Data Collection Plan

The Data Measurement Plan:

– Data Collection Plans are used in the Measure Phase of Lean Six Sigma projects.

For each performance measure (Y), update a data collection plan to:

– Include MSA (Measurement System Analysis) measure plan (Gantt chart, MS-Project plan is Optional)

– Add Financial measure plan if separate from performance Y

– Add any Time Study or other data collection plans for Value Stream Map

– Sample Size Calculation

– Input, Process and Output Metrics (confirm that the right process metrics have been chosen and logical trade-offs have been made in determining what to measure.)

– Is this project driven by Customer specifications? If so, how do you know that the specifications satisfy customer critical requirements?

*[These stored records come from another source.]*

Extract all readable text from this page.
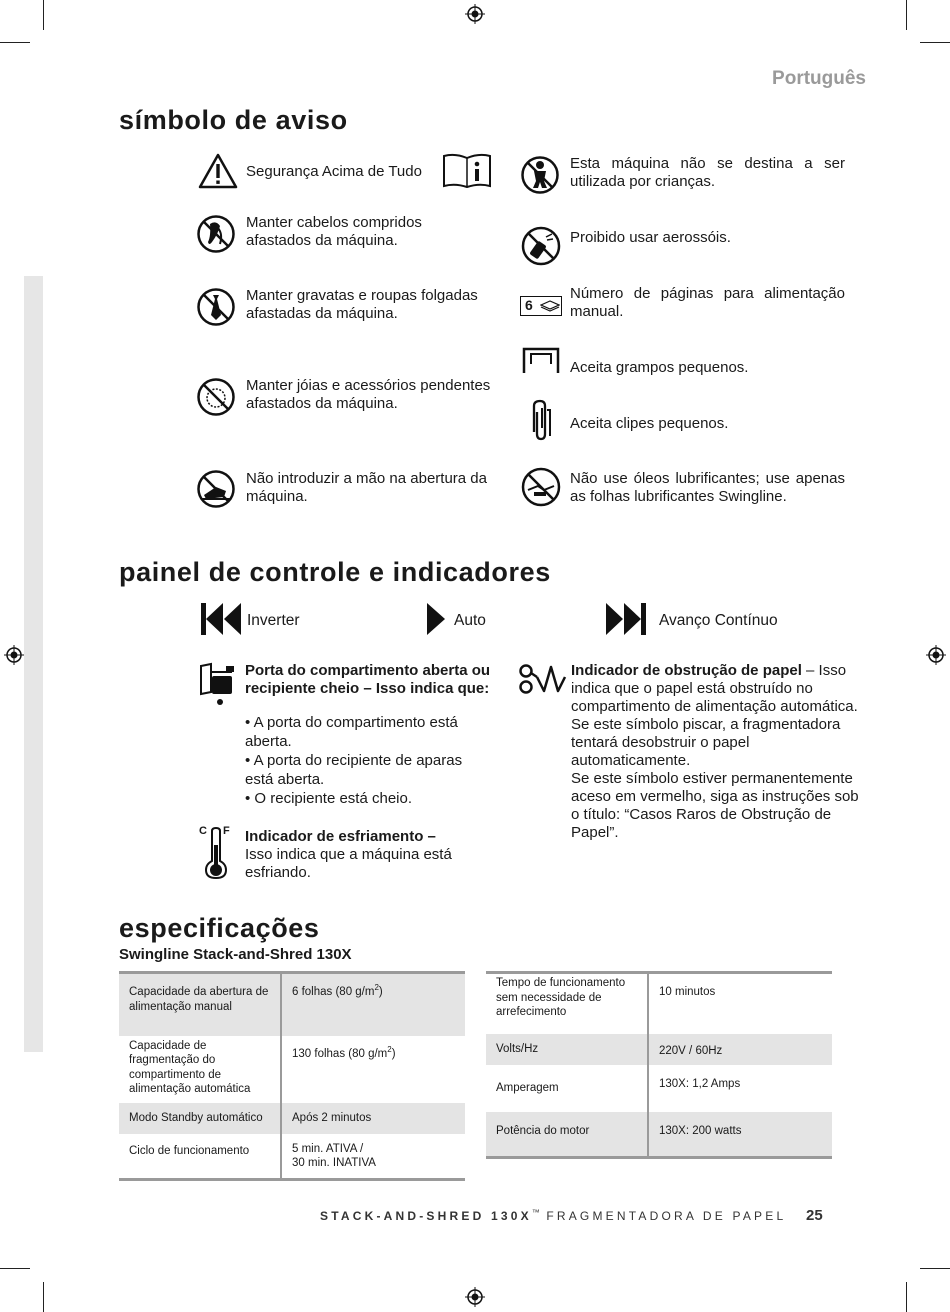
Português
símbolo de aviso
Segurança Acima de Tudo
Manter cabelos compridos afastados da máquina.
Manter gravatas e roupas folgadas afastadas da máquina.
Manter jóias e acessórios pendentes afastados da máquina.
Não introduzir a mão na abertura da máquina.
Esta máquina não se destina a ser utilizada por crianças.
Proibido usar aerossóis.
6
Número de páginas para alimentação manual.
Aceita grampos pequenos.
Aceita clipes pequenos.
Não use óleos lubrificantes; use apenas as folhas lubrificantes Swingline.
painel de controle e indicadores
Inverter	Auto	Avanço Contínuo
Porta do compartimento aberta ou recipiente cheio – Isso indica que:
• A porta do compartimento está aberta.
• A porta do recipiente de aparas está aberta.
• O recipiente está cheio.
C F Indicador de esfriamento –
Isso indica que a máquina está esfriando.
Indicador de obstrução de papel – Isso indica que o papel está obstruído no compartimento de alimentação automática.
Se este símbolo piscar, a fragmentadora tentará desobstruir o papel automaticamente.
Se este símbolo estiver permanentemente aceso em vermelho, siga as instruções sob o título: “Casos Raros de Obstrução de Papel”.
especificações
Swingline Stack-and-Shred 130X
Capacidade da abertura de alimentação manual	6 folhas (80 $g/m^2$)

Capacidade de fragmentação do compartimento de alimentação automática	130 folhas (80 $g/m^2$)

Modo Standby automático	Após 2 minutos

Ciclo de funcionamento	5 min. ATIVA /
30 min. INATIVA
Tempo de funcionamento sem necessidade de arrefecimento	10 minutos

Volts/Hz	220V / 60Hz

Amperagem	130X: 1,2 Amps

Potência do motor	130X: 200 watts
STACK-AND-SHRED 130X™ FRAGMENTADORA DE PAPEL 25
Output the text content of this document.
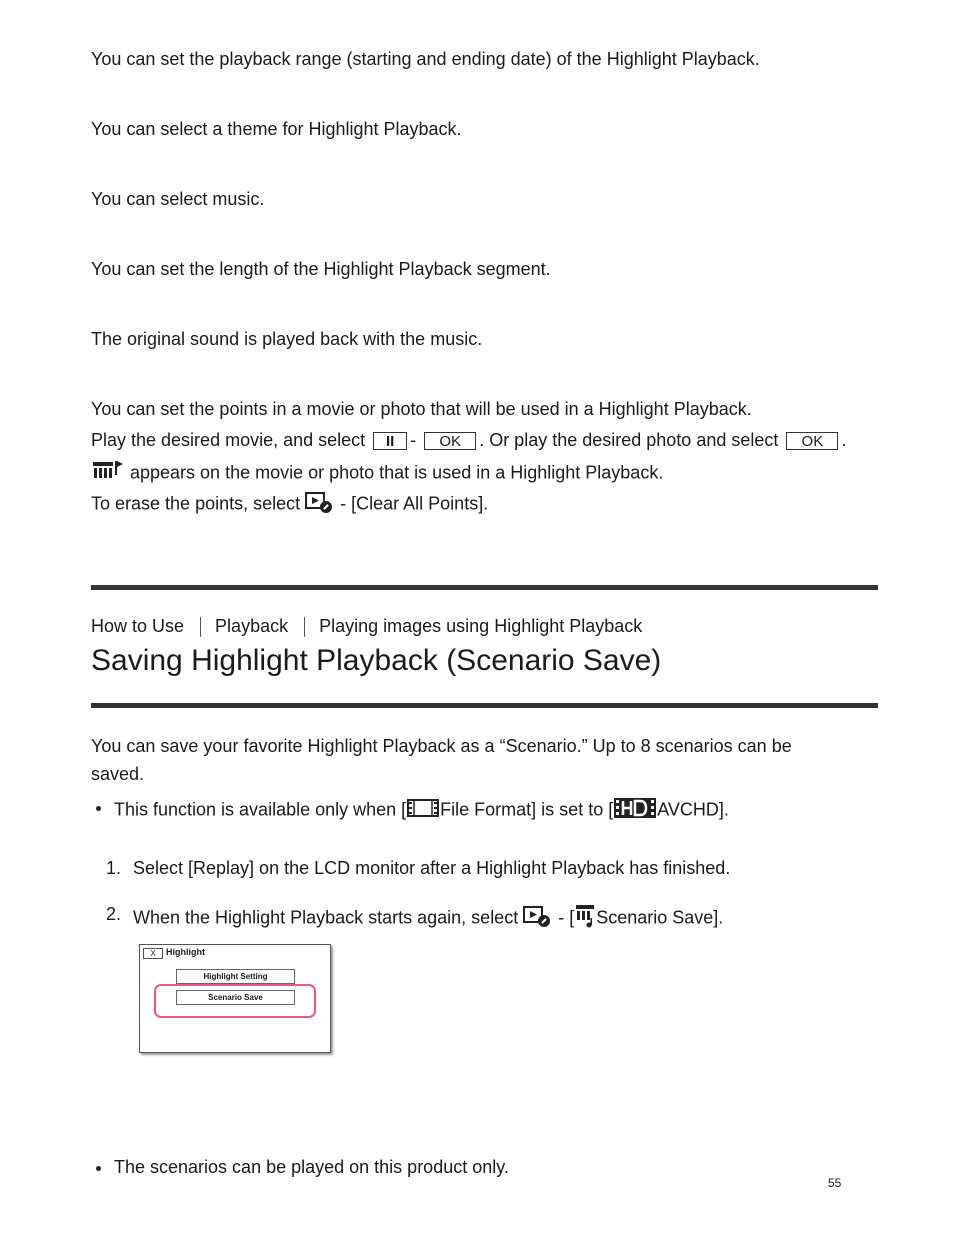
You can set the playback range (starting and ending date) of the Highlight Playback.
You can select a theme for Highlight Playback.
You can select music.
You can set the length of the Highlight Playback segment.
The original sound is played back with the music.
You can set the points in a movie or photo that will be used in a Highlight Playback.
Play the desired movie, and select II - OK . Or play the desired photo and select OK .
appears on the movie or photo that is used in a Highlight Playback.
To erase the points, select  - [Clear All Points].
How to Use Playback Playing images using Highlight Playback
Saving Highlight Playback (Scenario Save)
You can save your favorite Highlight Playback as a “Scenario.” Up to 8 scenarios can be
saved.
This function is available only when [ File Format] is set to [ AVCHD].
1. Select [Replay] on the LCD monitor after a Highlight Playback has finished.
2. When the Highlight Playback starts again, select  - [ Scenario Save].
X	Highlight
Highlight Setting
Scenario Save
The scenarios can be played on this product only.
55
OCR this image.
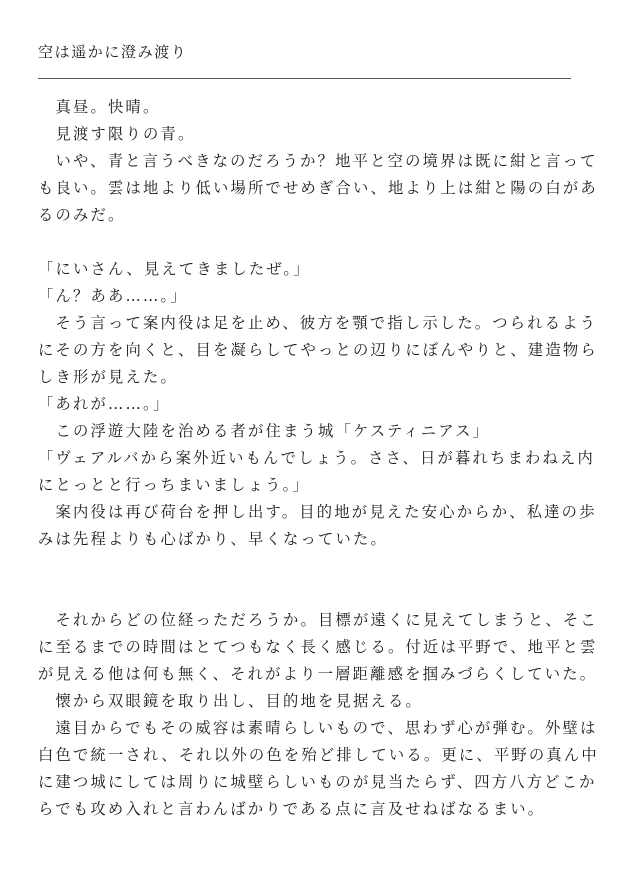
空は遥かに澄み渡り
　真昼。快晴。
　見渡す限りの青。
　いや、青と言うべきなのだろうか？地平と空の境界は既に紺と言って
も良い。雲は地より低い場所でせめぎ合い、地より上は紺と陽の白があ
るのみだ。
「にいさん、見えてきましたぜ。」
「ん？ああ……。」
　そう言って案内役は足を止め、彼方を顎で指し示した。つられるよう
にその方を向くと、目を凝らしてやっとの辺りにぼんやりと、建造物ら
しき形が見えた。
「あれが……。」
　この浮遊大陸を治める者が住まう城「ケスティニアス」
「ヴェアルバから案外近いもんでしょう。ささ、日が暮れちまわねえ内
にとっとと行っちまいましょう。」
　案内役は再び荷台を押し出す。目的地が見えた安心からか、私達の歩
みは先程よりも心ばかり、早くなっていた。
　それからどの位経っただろうか。目標が遠くに見えてしまうと、そこ
に至るまでの時間はとてつもなく長く感じる。付近は平野で、地平と雲
が見える他は何も無く、それがより一層距離感を掴みづらくしていた。
　懐から双眼鏡を取り出し、目的地を見据える。
　遠目からでもその威容は素晴らしいもので、思わず心が弾む。外壁は
白色で統一され、それ以外の色を殆ど排している。更に、平野の真ん中
に建つ城にしては周りに城壁らしいものが見当たらず、四方八方どこか
らでも攻め入れと言わんばかりである点に言及せねばなるまい。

– What was the process for determining the metrics in the Data Measurement Plan?

– What trade-off’s were made is determining the final set of metrics for which to gather data?

The extent to which these have been addressed or executed form the basis of evaluating whether or not to allow the project to proceed with the actual data collection.

Key Question: Does the data currently exist?

Existing Data

– Taking advantage of archived data or current measures to learn about the Output, Process or Input

– This is preferred when the data is in a form we can use and the Measurement System is valid (a big assumption and concern)

New Data

– Capturing and recording observations we have not or don’t normally capture

– May involve looking at the same “stuff,” but with new Operational Definitions

– This is preferred when the data it is readily and quickly collectable (it has less concerns with measurement problems)

Existing vs. New Considerations

– Is existing or “historical” data adequate?

– Meet the Operational Definition?

– Truly representative of the process, group?

– Contain enough data to be analyzed?

– Gathered with a capable Measurement System?

– Cost of gathering new data

– Time required to gather new data The trade-offs made here, i.e. should the time and effort be taken to gather new data, or only work with what we have, are significant and can have a dramatic impact on the project success

Check Sheets:

– The workhorse of data collection

– Enhance ease of collection

– Faster capture

– Consistent data from different people

– Quicker to compile data

– Capture essential descriptors of data “Stratification factors”

– Need to be designed for each job

How will Data Be Collected:

1. Select specific data & factors to be included

2. Determine time period to be covered by the form (Day, Week, Shift, Quarter, etc.)

3. Construct form

– Be sure to include: (clear labels; enough room; space for notes; test the form)


– Include name of collector(s) (first & last)

– Reason/comment columns should be clear and concise

– Use full dates (month, date, year)

– Use explanatory title

– Consider lowest common denominator on metric (Minutes vs. Hours; Inches vs. Feet)

– Test and validate your design (try it out)

– Don’t change form once you’ve started, or you’ll be “starting over”!

As you set up Check Sheets:

– Prepare a spreadsheet to compile the data.

– Think about how you’ll do the compiling (and who’ll do it).

– Consider what sorting, graphing or other reports you’ll want to create.

– Continuous or Discrete data?

– Adequate level of Discrimination and Accuracy?

– Adjust check sheet as needed to ensure usable data later, but don’t make data harder to collect.

Who Will Collect the Data?


– Familiarity with the process

– Availability/impact on job

Rule of Thumb – If it takes someone more than 15 minutes per day it isn’t likely to be done – Potential Bias

– Will finding “defects” be considered risky or a “negative”?

– Benefits of Data Collection

Will data collection benefit the collector? Be Sure They…

– Give input on the check sheet design

– Understand operational definitions (!)

– Understand how data will be tabulated

– Helps them see the consequences of changing

– Have been trained and allowed to practice

– Have knowledge and are unbiased

Narrow Potential Key Process Input Variables (KPIVs):

– Have the potential root causes been narrowed?

– Was a Cause and Effect (C&E) Matrix used? If so, what were the results?

– How were the KPOVs (Key Process Output Variables) rated?

– Did people who operate the process, technical experts, and supervisors collaborate to produce the C&E Analysis?

– Have you characterized the variables (controllable, uncontrolled [noise], etc)?

– Was a Pareto Chart used to select potential Key Process Input Variables (KPIVs) from the C&E Matrix?

– How many KPIVs do you have at the beginning and end of C&E Matrix?

– Are there any potential KPIVs which need immediate Baseline capability and MSA?

– Are these potential KPIVs monitored in the workplace?

– Which process steps stand out as especially significant in the C&E Matrix?

– Is there any process step that the team feel can be eliminated or combined?

Key Steps:

– Fill in the Output measure Y.

– Fill in the key stratification questions you have about the process in relationship to the Y.

– List out all the levels and ways you can look at the data in order to determine specific areas of concern.

– Create specific measurements for each subgroup or stratification factor.

– Review each of the measurements (include the Y measure) and determine whether or not current data exists.

– Discuss with the team whether or not these measurements will help to predict the output Y, if not, think of where to apply the measures so that they will help you to predict Y.